Connecting the USB GNSS receiver to the SignalK
I did not find detailed step-by-step instructions.
What is the correct way to connect the USB GNSS receiver to the SignalK on RaspberryPi?
The RaspberryPi is functioning and the SignalK has been installed on it.
11 Replies
USB GNSS dongles will appear as serial devices, e.g. /dev/ttyUSB0 or similiar.
Then add in Signal K a new data connection. Data type NMEA 0183, source Serial and check if interface listed or enter manually. Check from dongle manual baud rate. Last Apply and reboot SK. Data should apper and Dashboard should have a new connectivity device producing data in.
this ai has various manuals preloaded & can often be useful as a first place to ask anything about sigk or openplotter >
https://www.perplexity.ai/collections/openmarine-ai-support-SslrWnWdSeuxuzUAkxUVMg
https://www.perplexity.ai/search/how-do-i-connect-a-usb-gps-dev-EqzLG2C5TA.zE4_fcVENCA
Ok, thanks to all.
I have an usb gps device connected to a raspberry pi and use signalk. I use the gpsd daemon. It is however a bit more complicated: The gps daemon gpsd of the standard version (installed via apt) has limitations. sorry I don't recall the details, but the point is about GPS date feeding to raspberry when no internet is present. gpsd version 3.25 has the fixes included, but you must compile locally.
My /etc/gpsd file is:
Start the gpsd daemon automatically at boot time
START_DAEMON="true"
Use USB hotplugging to add new USB devices automatically to the daemon
USBAUTO="false"
Devices gpsd should collect to at boot time.
They need to be read/writeable, either by user gpsd or the group dialout.
DEVICES="/dev/ttyUSB0"
DEVICES="/dev/ttyACM1"
Other options you want to pass to gpsd
GPSD_OPTIONS="-Gn"
I hope that helps
Andreas
signalk:

for reliablity a good power supply is needed (check journalctl!) Consider an externally powered hub where the usb gps device is connected
gpsd is too easy. I was interested in the availability of direct interaction with devices.
Hi, I'm doing something similar, but I'm getting an error. First, I wrote a multiplexer that takes the GPS stream in from the USB port and makes it available as a TCP Stream.
OpenCPN reads the data (which is in NMEA0183 format) just fine and is displaying location, tracks, etc.
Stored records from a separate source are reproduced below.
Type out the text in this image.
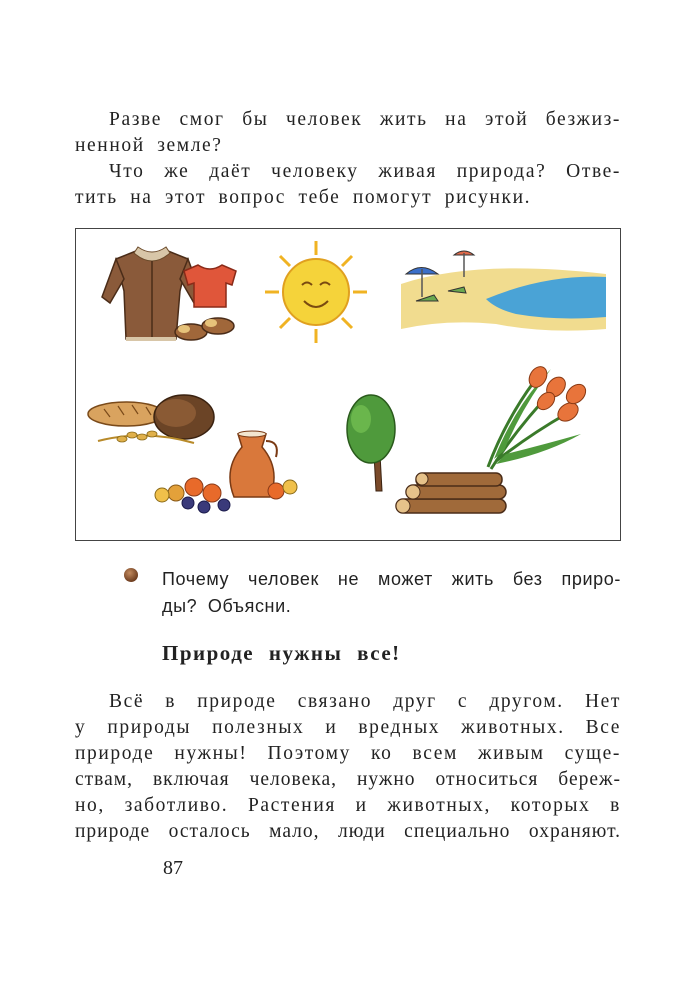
Разве смог бы человек жить на этой безжиз-
ненной земле?
Что же даёт человеку живая природа? Отве-
тить на этот вопрос тебе помогут рисунки.
Почему человек не может жить без приро-
ды? Объясни.
Природе нужны все!
Всё в природе связано друг с другом. Нет
у природы полезных и вредных животных. Все
природе нужны! Поэтому ко всем живым суще-
ствам, включая человека, нужно относиться береж-
но, заботливо. Растения и животных, которых в
природе осталось мало, люди специально охраняют.
87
However, SignalK server is giving me a constant stream of messages:
Aug 03 14:02:17 Are you sure you are using the correct line terminator? Not going to handle lines longer than 2048 chars.
Here are the settings for the data connection:
Data Type: NMEA0183
Enabled: YES
Data Logging: YES
ID: GPS
NMEA 0182 Source: TCP Client
Host: Localhost
Port: 10220
Output Events: nmea0183,nmea0183out
No data timeout: [blank]
Suppress nmea0183 event: NO
Input event: [blank]
Validate checksum: YES
Append Checksum: NO
Remove NULL characters: NO
Ignored Sentences: [blank]
Override timestamps: NO
I've done a submit and a restart. No change.
When I go to the dashboard, the incoming status indicator is not lit.
Is there a way to see what is streaming in that data connection? I do have debug logging enabled on the signalk-to-nmea183 plugin,
Additionally, mymultiplexer shows that it is sending data to two consumers. When I restart the SignalK server, for a short time the multiplexer shows sending data to one consumer, and then jumps back up to 2 consumers.
This is on a Windows 11 box at the moment. (Yes, I intend to run this on a Raspberry Pi, it's just that my windows box is a better development environment)
I'll be making the multiplexer available inboth compiled (Windows, Linux, Raspberry Pi) and source (Rust) formats.
And, yes, I do plan on connecting OpenCPN to the signalK server, directly, but first I have to get SignalK reading the [censored] GPS data.
I wrote a multiplexer that takes the GPS stream in from the USB port and makes it available as a TCP Stream.gpsd?
@Владимир Калачихин No, just a simple application in Rust that reads from the serial port and replicates the data out on a TCP port.